On June 17, 2017, Whitney Plantation will host their first Juneteenth Celebration Festival. The Saturday events will speak to the holiday’s incarnation as both a commemoration of the efforts of General Granger and his troops and a celebration of our commitment to continue to make the right choices to promote freedom for all.

The Whitney Plantation will be a celebratory place the Saturday of Juneteenth with food and craft vendors, musical performances and educational activities. The event lasts from 10 a.m. to 4 p.m. with highlights including performances by local church choirs, a performance by New Orleans-based jazz/gospel vocalist Linda Wright, and the Congo Square Drum Society. In anticipation of Father’s Day, the inaugural event will also feature a father and son (mentor/mentee) barbeque contest during the event.

Louisiana Catfish Festival

The Des Allemands community, once proclaimed “Catfish Capital of the Universe” by state legislature, hosts their annual Catfish Festival from June 23 (starting at 5 p.m.) through June 25 (wrapping at 8 p.m.) at St. Gertrude Catholic Church, 17292 Louisiana 631.

A big turnout is expected for this free festival that boasts live music, pay-one-price rides, the crowning of the Catfish Princess and, of course, a lot of food. The community has hosted this event for over 40 years, and attendees can expect to fill up on catfish platters, po-boys and boulettes along with jambalaya, funnel cakes and snowballs. There is a country store and plant booth on-site as well.

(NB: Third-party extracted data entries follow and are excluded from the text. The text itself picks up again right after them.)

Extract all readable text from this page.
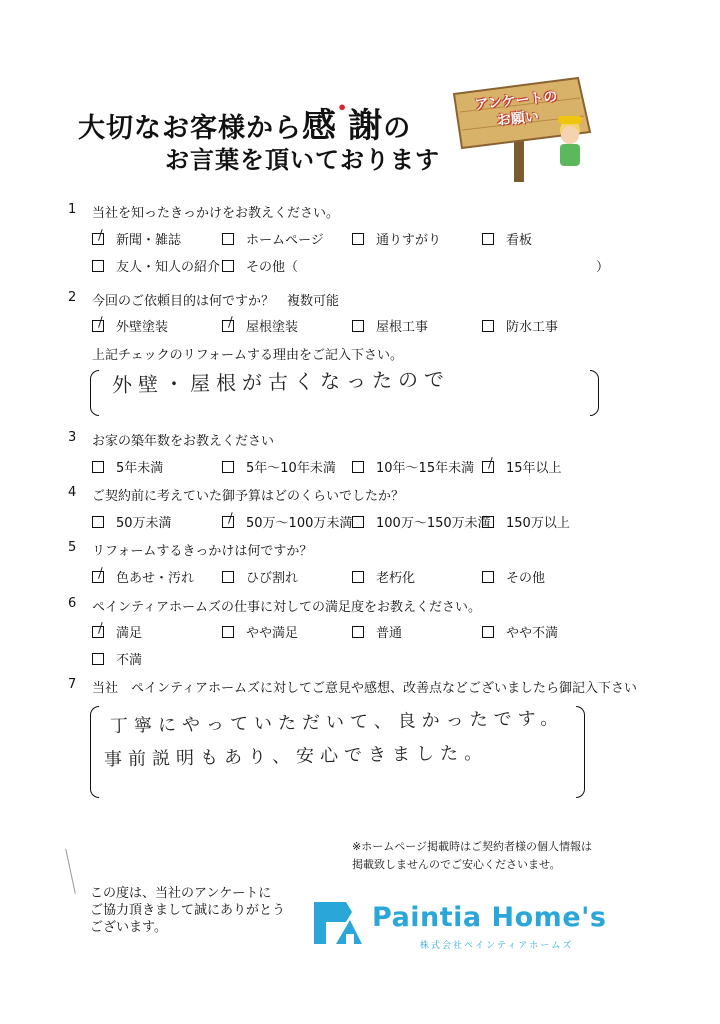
大切なお客様から感•謝の
お言葉を頂いております
アンケートの
お願い
1 当社を知ったきっかけをお教えください。
新聞・雑誌	ホームページ	通りすがり	看板
友人・知人の紹介 その他（	）
2 今回のご依頼目的は何ですか？　複数可能
外壁塗装	屋根塗装	屋根工事	防水工事
上記チェックのリフォームする理由をご記入下さい。
外壁・屋根が古くなったので
3 お家の築年数をお教えください
5年未満	5年～10年未満	10年～15年未満 15年以上
4 ご契約前に考えていた御予算はどのくらいでしたか？
50万未満	50万～100万未満 100万～150万未満 150万以上
5 リフォームするきっかけは何ですか？
色あせ・汚れ	ひび割れ	老朽化	その他
6 ペインティアホームズの仕事に対しての満足度をお教えください。
満足	やや満足	普通	やや不満
不満
7 当社　ペインティアホームズに対してご意見や感想、改善点などございましたら御記入下さい
丁寧にやっていただいて、良かったです。
事前説明もあり、安心できました。
※ホームページ掲載時はご契約者様の個人情報は
掲載致しませんのでご安心くださいませ。
この度は、当社のアンケートに
ご協力頂きまして誠にありがとう
ございます。	Paintia Home's
株式会社ペインティアホームズ
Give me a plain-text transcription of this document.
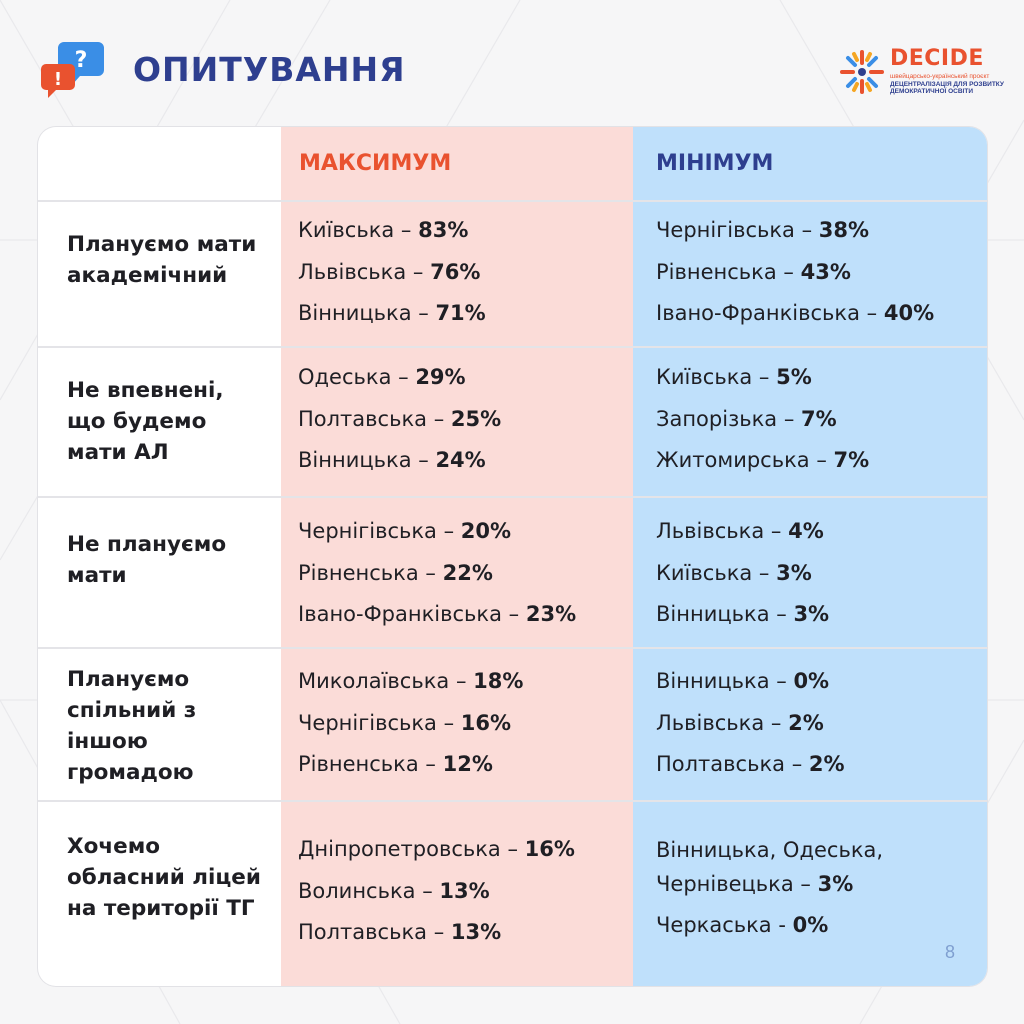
?
! ОПИТУВАННЯ	DECIDE
швейцарсько-український проєкт
ДЕЦЕНТРАЛІЗАЦІЯ ДЛЯ РОЗВИТКУ
ДЕМОКРАТИЧНОЇ ОСВІТИ
МАКСИМУМ	МІНІМУМ
Плануємо мати академічний
Київська – 83%
Львівська – 76%
Вінницька – 71%
Чернігівська – 38%
Рівненська – 43%
Івано-Франківська – 40%
Не впевнені, що будемо мати АЛ
Одеська – 29%
Полтавська – 25%
Вінницька – 24%
Київська – 5%
Запорізька – 7%
Житомирська – 7%
Не плануємо мати
Чернігівська – 20%
Рівненська – 22%
Івано-Франківська – 23%
Львівська – 4%
Київська – 3%
Вінницька – 3%
Плануємо спільний з іншою громадою
Миколаївська – 18%
Чернігівська – 16%
Рівненська – 12%
Вінницька – 0%
Львівська – 2%
Полтавська – 2%
Хочемо обласний ліцей на території ТГ
Дніпропетровська – 16%
Волинська – 13%
Полтавська – 13%
Вінницька, Одеська, Чернівецька – 3%
Черкаська - 0%
8
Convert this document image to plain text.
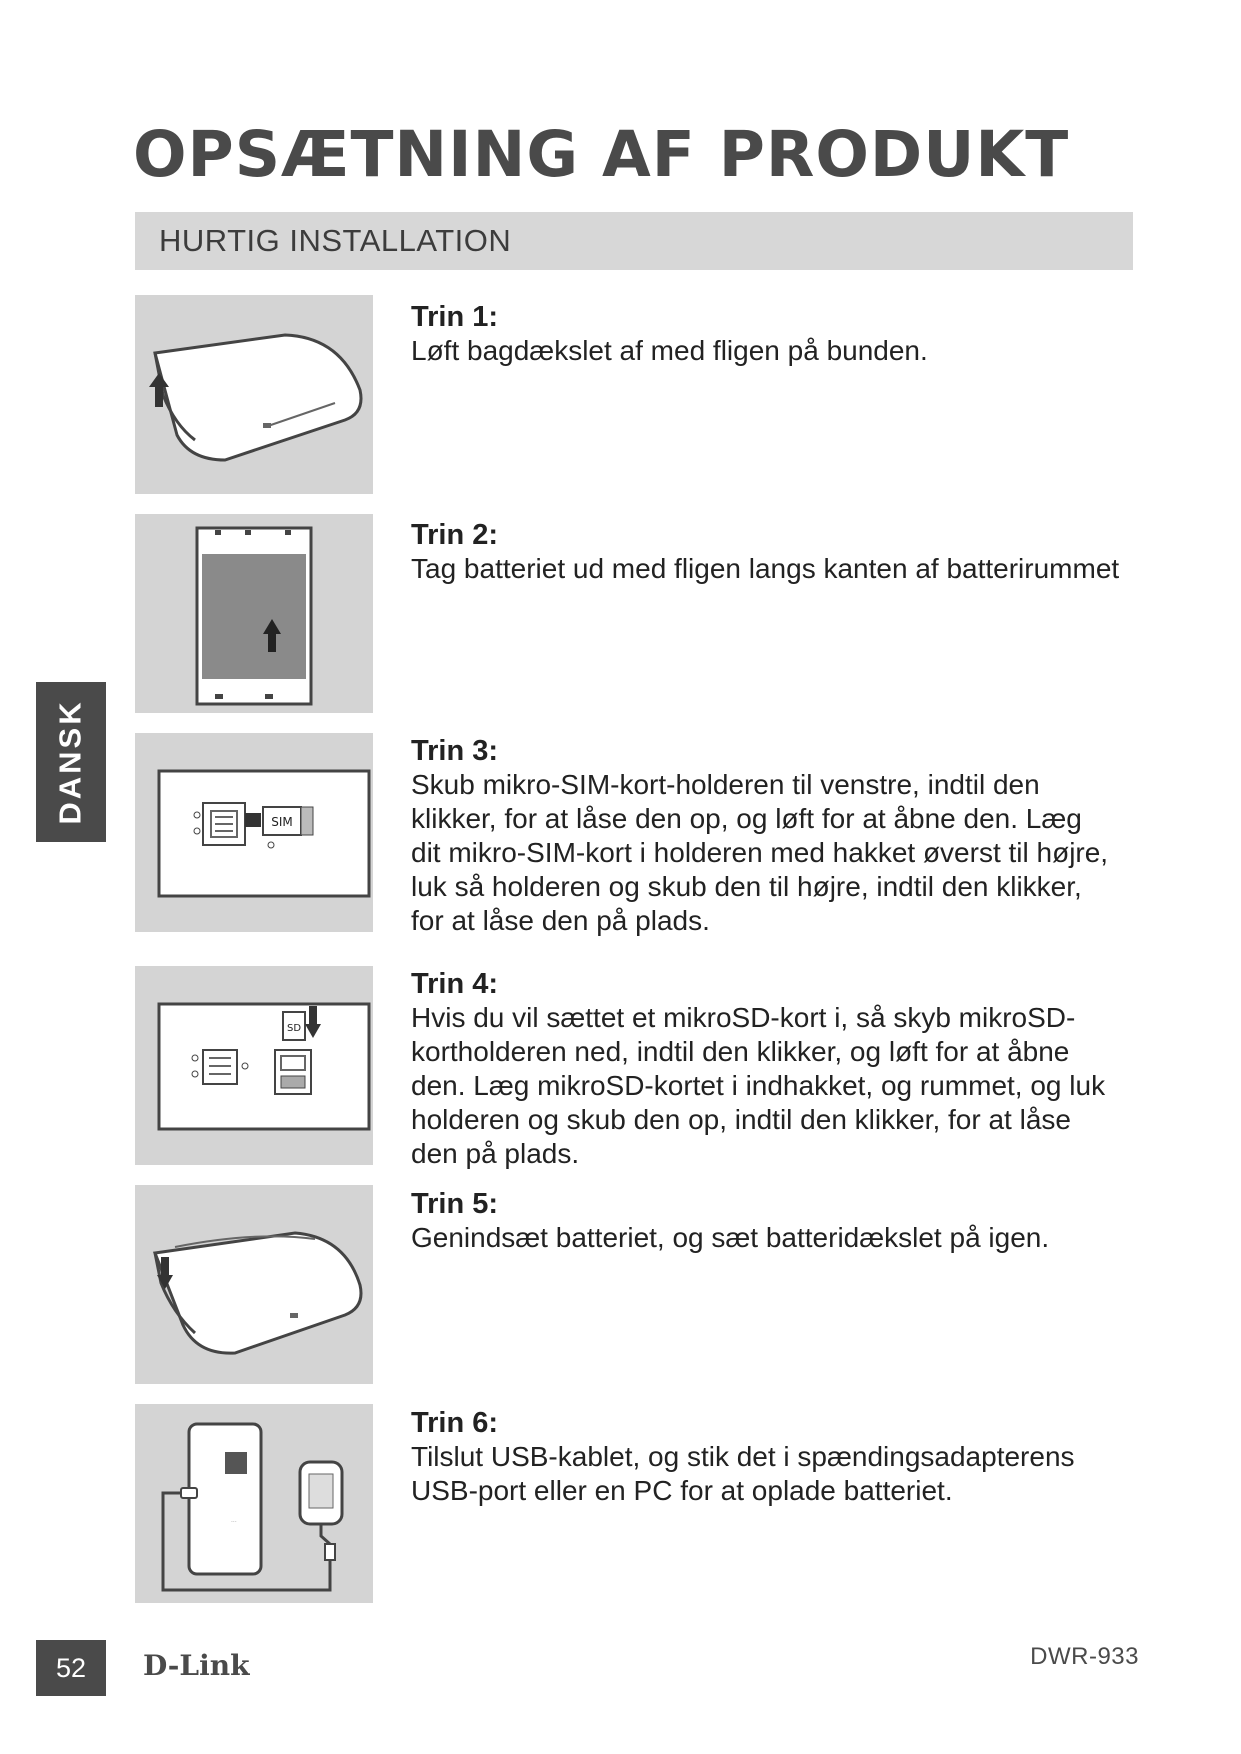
OPSÆTNING AF PRODUKT
HURTIG INSTALLATION
DANSK
Trin 1:
Løft bagdækslet af med fligen på bunden.
Trin 2:
Tag batteriet ud med fligen langs kanten af batterirummet
SIM
Trin 3:
Skub mikro-SIM-kort-holderen til venstre, indtil den
klikker, for at låse den op, og løft for at åbne den. Læg
dit mikro-SIM-kort i holderen med hakket øverst til højre,
luk så holderen og skub den til højre, indtil den klikker,
for at låse den på plads.
SD
Trin 4:
Hvis du vil sættet et mikroSD-kort i, så skyb mikroSD-
kortholderen ned, indtil den klikker, og løft for at åbne
den. Læg mikroSD-kortet i indhakket, og rummet, og luk
holderen og skub den op, indtil den klikker, for at låse
den på plads.
Trin 5:
Genindsæt batteriet, og sæt batteridækslet på igen.
···
Trin 6:
Tilslut USB-kablet, og stik det i spændingsadapterens
USB-port eller en PC for at oplade batteriet.
52	D-Link	DWR-933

Festival proceeds benefit St. Gertrude the Great Catholic Church.

Des Allemands literally translates to “of the Germans,” and the German history in this region is celebrated weekly at the German Coast Farmer’s Market. For those who can’t make it out to the Festival (or for those who can’t get enough) the weekly market honors the German tradition of living off the land with a range of fresh vegetables, fruits, flowers and other locally made products.

The music lineup includes The Molly Ringwalds on the June 23, Chee Wheez on June 24 and Ryan Foret & Foret Tradition on June 25. Verify on the event’s website in advance to stay up-to-date on any changes.

Independence Day

The River Parishes light up the Mississippi with annual celebration of the Fourth of July on both the East and the West bank. Annual events hosted in both St. John Parish and St. Charles Parish brings families out en-mass in patriotic celebration.

In St. John Parish, St. Peter’s Church on the East Bank and St. John the Baptist Church on the West Bank offer two views of their annual fireworks display. Both churches will offer food and entertainment on July 3, 2017. The fireworks and music start at 9 p.m. and the event is filmed and broadcast live on the Government Access Channel.

At St. John the Baptist Catholic Church in Edgard, festivities also include raising the U.S. flag and a balloon release along with their annual fundraiser featuring local favorites like jambalaya, chicken wings and sweets. Interviews with Parish Officials, members of the St. John Theatre, Festival Queens, and community leaders will take-place onsite throughout the event.

In St. Charles Parish, the annual celebration on July 3 takes place from 6-9 p.m. The Bucktown Allstars will perform at the event, hosted at West Bank Bridge Park. At the time of press, further details about food and entertainment are pending from Parish representatives.